The other day I wanted to make some coconut chutney to go with our dinner of dosai, but realised at the last minute that I didn’t have enough coconut to make the chutney. I dug through my fridge and saw a couple of radishes which I used to make this yummy chutney. When the children ate the chutney, they could not believe that it had radishes in it. This is a very simple recipe which hardly takes 10 minutes to make from start to end.

Radish Chutney
Ingredients:
- 2 medium sized radishes, peeled and chopped into bite sized pieces
- 2 tbsp grated coconut
- 1 tsp mustard seeds
- 1 tsp broken urad dal
- 2-3 dried red chillies
- 1 tbsp white sesame seeds
- 1 small lime sized piece of tamarind
- 2 tsp chopped coriander
- Salt to taste
- 1 tsp oil
Method:
- Heat the oil in a pan and when warm, add the mustard seeds.

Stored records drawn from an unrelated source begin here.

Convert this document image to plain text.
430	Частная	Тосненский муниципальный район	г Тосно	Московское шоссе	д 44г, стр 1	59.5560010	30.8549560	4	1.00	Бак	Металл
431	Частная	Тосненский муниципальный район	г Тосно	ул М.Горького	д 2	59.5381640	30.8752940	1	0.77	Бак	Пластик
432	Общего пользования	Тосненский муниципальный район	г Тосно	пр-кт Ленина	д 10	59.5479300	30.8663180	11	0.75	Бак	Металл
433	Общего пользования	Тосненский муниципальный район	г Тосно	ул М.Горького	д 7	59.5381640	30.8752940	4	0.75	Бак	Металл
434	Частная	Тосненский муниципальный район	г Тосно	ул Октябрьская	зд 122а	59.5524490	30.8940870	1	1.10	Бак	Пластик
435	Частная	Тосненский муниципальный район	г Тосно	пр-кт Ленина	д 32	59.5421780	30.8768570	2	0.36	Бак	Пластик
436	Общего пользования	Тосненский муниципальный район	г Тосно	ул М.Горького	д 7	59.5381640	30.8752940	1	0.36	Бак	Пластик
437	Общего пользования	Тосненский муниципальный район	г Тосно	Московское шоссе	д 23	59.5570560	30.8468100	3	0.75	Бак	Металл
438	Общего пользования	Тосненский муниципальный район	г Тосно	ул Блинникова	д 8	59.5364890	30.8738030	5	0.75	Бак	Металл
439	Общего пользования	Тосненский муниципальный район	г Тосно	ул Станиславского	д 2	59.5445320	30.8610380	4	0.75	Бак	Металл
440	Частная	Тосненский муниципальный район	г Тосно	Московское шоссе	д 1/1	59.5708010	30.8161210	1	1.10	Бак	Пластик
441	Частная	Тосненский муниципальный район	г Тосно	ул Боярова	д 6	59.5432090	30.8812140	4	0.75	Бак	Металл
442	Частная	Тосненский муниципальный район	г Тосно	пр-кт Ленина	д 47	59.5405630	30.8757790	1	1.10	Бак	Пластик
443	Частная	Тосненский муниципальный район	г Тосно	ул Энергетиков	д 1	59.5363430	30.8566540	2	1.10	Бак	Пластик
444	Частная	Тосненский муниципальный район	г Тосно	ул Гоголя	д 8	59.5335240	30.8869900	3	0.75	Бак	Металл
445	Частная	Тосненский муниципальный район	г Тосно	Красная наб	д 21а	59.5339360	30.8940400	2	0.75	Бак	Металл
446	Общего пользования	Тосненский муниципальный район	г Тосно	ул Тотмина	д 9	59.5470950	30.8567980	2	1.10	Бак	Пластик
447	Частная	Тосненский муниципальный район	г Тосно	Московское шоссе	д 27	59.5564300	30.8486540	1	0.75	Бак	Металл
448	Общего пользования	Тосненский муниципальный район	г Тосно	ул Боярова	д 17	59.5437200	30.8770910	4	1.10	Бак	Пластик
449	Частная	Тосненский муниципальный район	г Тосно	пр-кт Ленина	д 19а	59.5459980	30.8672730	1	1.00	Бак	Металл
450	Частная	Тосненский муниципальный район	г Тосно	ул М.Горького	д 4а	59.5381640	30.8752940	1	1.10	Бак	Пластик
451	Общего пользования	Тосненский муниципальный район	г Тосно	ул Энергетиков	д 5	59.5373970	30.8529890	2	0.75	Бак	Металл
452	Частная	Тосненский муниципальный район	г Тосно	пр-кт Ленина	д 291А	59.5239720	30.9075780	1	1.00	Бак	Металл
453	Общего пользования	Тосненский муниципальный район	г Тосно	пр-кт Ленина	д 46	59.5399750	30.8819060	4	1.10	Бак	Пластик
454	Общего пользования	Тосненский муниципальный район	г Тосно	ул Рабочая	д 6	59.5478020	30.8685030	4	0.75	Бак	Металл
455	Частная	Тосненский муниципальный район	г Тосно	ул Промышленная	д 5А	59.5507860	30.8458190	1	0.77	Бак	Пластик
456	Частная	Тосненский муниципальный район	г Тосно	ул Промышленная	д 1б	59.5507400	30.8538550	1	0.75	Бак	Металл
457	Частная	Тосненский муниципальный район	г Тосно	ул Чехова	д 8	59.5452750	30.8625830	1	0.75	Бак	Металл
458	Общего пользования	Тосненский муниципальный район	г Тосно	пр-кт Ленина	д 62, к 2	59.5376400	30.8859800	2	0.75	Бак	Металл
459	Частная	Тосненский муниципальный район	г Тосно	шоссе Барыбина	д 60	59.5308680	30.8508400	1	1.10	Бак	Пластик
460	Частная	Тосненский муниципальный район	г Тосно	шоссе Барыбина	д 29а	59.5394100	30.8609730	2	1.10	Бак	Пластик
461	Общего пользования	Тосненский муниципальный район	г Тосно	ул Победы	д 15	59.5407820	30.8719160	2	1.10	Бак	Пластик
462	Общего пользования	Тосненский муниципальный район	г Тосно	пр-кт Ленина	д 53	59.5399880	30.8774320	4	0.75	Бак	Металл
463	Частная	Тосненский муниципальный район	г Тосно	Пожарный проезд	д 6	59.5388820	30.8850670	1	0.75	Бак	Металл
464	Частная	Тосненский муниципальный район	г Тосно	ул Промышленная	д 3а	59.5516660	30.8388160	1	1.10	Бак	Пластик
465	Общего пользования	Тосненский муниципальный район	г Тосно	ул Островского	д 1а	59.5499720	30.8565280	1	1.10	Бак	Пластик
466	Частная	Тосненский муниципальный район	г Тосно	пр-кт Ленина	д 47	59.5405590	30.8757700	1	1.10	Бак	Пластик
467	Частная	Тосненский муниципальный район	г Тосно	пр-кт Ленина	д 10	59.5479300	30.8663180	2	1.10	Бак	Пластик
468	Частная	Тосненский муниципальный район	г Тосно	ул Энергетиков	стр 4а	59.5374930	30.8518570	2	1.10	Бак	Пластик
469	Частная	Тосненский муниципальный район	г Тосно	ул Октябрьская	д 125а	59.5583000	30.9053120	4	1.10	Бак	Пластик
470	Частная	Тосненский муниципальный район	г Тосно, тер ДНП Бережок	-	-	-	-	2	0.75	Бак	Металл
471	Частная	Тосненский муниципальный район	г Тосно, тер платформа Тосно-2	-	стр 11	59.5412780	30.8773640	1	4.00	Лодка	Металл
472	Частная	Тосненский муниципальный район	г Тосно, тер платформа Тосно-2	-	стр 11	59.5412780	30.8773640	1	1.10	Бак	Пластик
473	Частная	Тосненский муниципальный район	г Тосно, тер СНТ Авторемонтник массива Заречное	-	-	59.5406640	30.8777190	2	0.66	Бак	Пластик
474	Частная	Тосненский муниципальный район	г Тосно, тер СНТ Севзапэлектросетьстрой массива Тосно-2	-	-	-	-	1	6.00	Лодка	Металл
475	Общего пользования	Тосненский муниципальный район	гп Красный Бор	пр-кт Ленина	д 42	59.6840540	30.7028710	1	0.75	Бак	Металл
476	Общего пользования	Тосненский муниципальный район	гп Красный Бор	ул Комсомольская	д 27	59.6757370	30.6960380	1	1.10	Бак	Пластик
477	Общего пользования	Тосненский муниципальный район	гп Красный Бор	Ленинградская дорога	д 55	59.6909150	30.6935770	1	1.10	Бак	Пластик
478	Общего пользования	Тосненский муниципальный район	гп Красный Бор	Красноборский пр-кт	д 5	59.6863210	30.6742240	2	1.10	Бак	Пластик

When the seeds pop, add the urad dal, red chillies and sesame seeds.
- Once the urad dal becomes slightly brown and the red chillies start to darken, add the chopped radish, tamarind and some salt and cook until the radishes are cooked and slightly opaque.
- Take off from the fire and cool completely.
- In a mixer, blend together the fried ingredients, coconut and coriander leaves to a smooth paste. Add salt to taste and serve with idlis, dosai or even chapati. This goes very well as a spread for bread too.